I’ve said in this space that my favourite film of the 27th Annual AFF was Fugitive Pieces. It now has some serious competition. Starting Out in the Evening is a wonderful New York drama from director Andrew Wagner, based on the novel by Brian Morton. It stars veteran character actor Frank Langella in what must be his best role… I saw him play Dracula in a TV movie in the late 70s, he was the first Dracula I ever saw, and I guess that’s what he’ll always be in my head. Here he is Leonard Schiller, a literary writer whose four novels are out of print, but he keeps on pursuing the craft, “the madness of art.” He has a close relationship with his daughter, Ariel, played by Lili Taylor but otherwise leads a fairly secluded life, until a precocious masters student named Heather, played by Lauren Ambrose (Clare from Six Feet Under) approaches him... she’s doing her thesis on his work. Meanwhile, Ariel has her own issues around a relationship with an old boyfriend that starts up again… she wants to have a child and he doesn’t, which is what broke them up the first time.

A more thoughtful and heartfelt story of a writer’s life I haven’t seen in ages, and the performances are wonderful. A couple of times I thought it might cheap out, get maudlin or obvious, but it never takes a wrong turn. I knew I was in for a stellar drama when in an early scene, Leonard and Heather meet in Leonard’s amazing, book-filled apartment. Just before leaving, trying to convince him to let her interview him, Heather kisses his hands, he drops her coat, and he puts a large hand over her eyes… one of those shockingly real, unpredictable moments of inscrutable intimacy made almost tangible by a talented filmmaker and performers. It’s called Starting Out in the Evening, see it when it opens in theatres (which, with some luck or award attention, it will).

Tuesday evening was the first time my colleague Sue Carter Flinn and I found ourselves at the same movie… I’ll not be surprised if she sings the praises of Starting Out in the Evening too.

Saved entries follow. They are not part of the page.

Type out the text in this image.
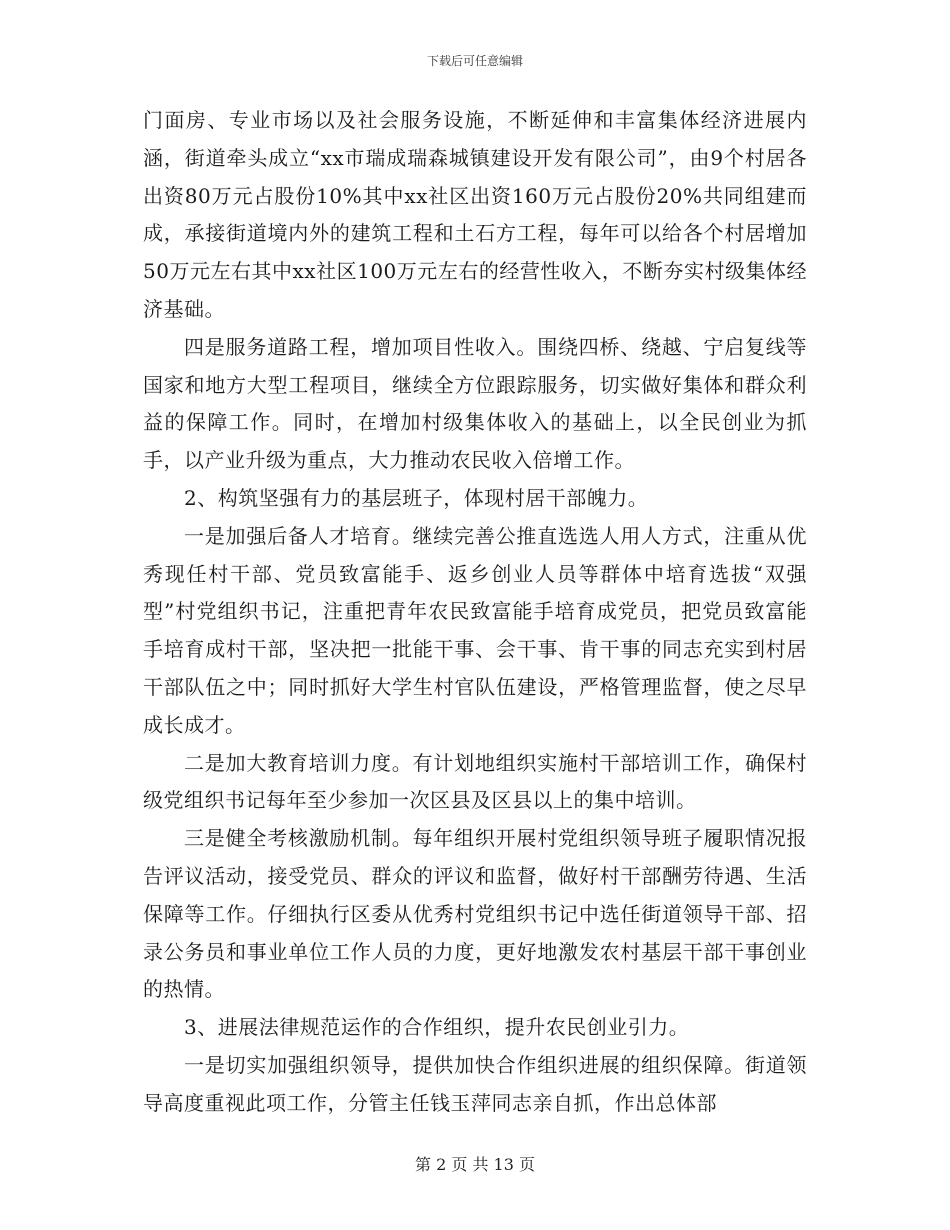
下载后可任意编辑

门面房、专业市场以及社会服务设施，不断延伸和丰富集体经济进展内涵，街道牵头成立“xx市瑞成瑞森城镇建设开发有限公司”，由9个村居各出资80万元占股份10%其中xx社区出资160万元占股份20%共同组建而成，承接街道境内外的建筑工程和土石方工程，每年可以给各个村居增加50万元左右其中xx社区100万元左右的经营性收入，不断夯实村级集体经济基础。

四是服务道路工程，增加项目性收入。围绕四桥、绕越、宁启复线等国家和地方大型工程项目，继续全方位跟踪服务，切实做好集体和群众利益的保障工作。同时，在增加村级集体收入的基础上，以全民创业为抓手，以产业升级为重点，大力推动农民收入倍增工作。

2、构筑坚强有力的基层班子，体现村居干部魄力。

一是加强后备人才培育。继续完善公推直选选人用人方式，注重从优秀现任村干部、党员致富能手、返乡创业人员等群体中培育选拔“双强型”村党组织书记，注重把青年农民致富能手培育成党员，把党员致富能手培育成村干部，坚决把一批能干事、会干事、肯干事的同志充实到村居干部队伍之中；同时抓好大学生村官队伍建设，严格管理监督，使之尽早成长成才。

二是加大教育培训力度。有计划地组织实施村干部培训工作，确保村级党组织书记每年至少参加一次区县及区县以上的集中培训。

三是健全考核激励机制。每年组织开展村党组织领导班子履职情况报告评议活动，接受党员、群众的评议和监督，做好村干部酬劳待遇、生活保障等工作。仔细执行区委从优秀村党组织书记中选任街道领导干部、招录公务员和事业单位工作人员的力度，更好地激发农村基层干部干事创业的热情。

3、进展法律规范运作的合作组织，提升农民创业引力。

一是切实加强组织领导，提供加快合作组织进展的组织保障。街道领导高度重视此项工作，分管主任钱玉萍同志亲自抓，作出总体部

第 2 页 共 13 页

Almost, but not quite exhausted, I went to one more, the Late Shift screening of End of the Line, a shot-in-the-Toronto-subway horror from Maurice Deveraux, whose name is all over the credits of this thing… I think he did almost everything in the movie from craft service to visual effects. Though it is recognizably Toronto, it's not identified as such, and film fans will recognize the unused subway platform beneath Bay Station, the one Del Toro used in Mimic. Funny, though. the interior of the subway trains don’t look anything like the TTC, though the exteriors do. Anyway, a nurse goes down into the subway after a really tough shift at her psychiatric hospital… she hooks up with a group of like-minded survivors just as the apocalypse starts to happen, and the rabid followers of a TV evangelist begin killing people. The question comes in pretty early on… are the demons people are seeing real, or just a product of hallucinogenic muffins? And why are we spending so much screen time with the End-of-Days crazed cult members? And how many people can be literally stabbed in the back in one movie before someone turns around? Starting as a very promising low-budget horror inspired by everything from George Romero’s work to The Wicker Man, The Shining, Aliens and The Warriors, it unfortunately gets a little too silly towards the end… or maybe just unconvincing in the demonic effects. Still, as I shuffled out of the theatre after 1am, a bit of a zombie myself, I overheard a lot of “that was awesome” from the clearly impressed audience of hardcore horrorites. So, what do I know?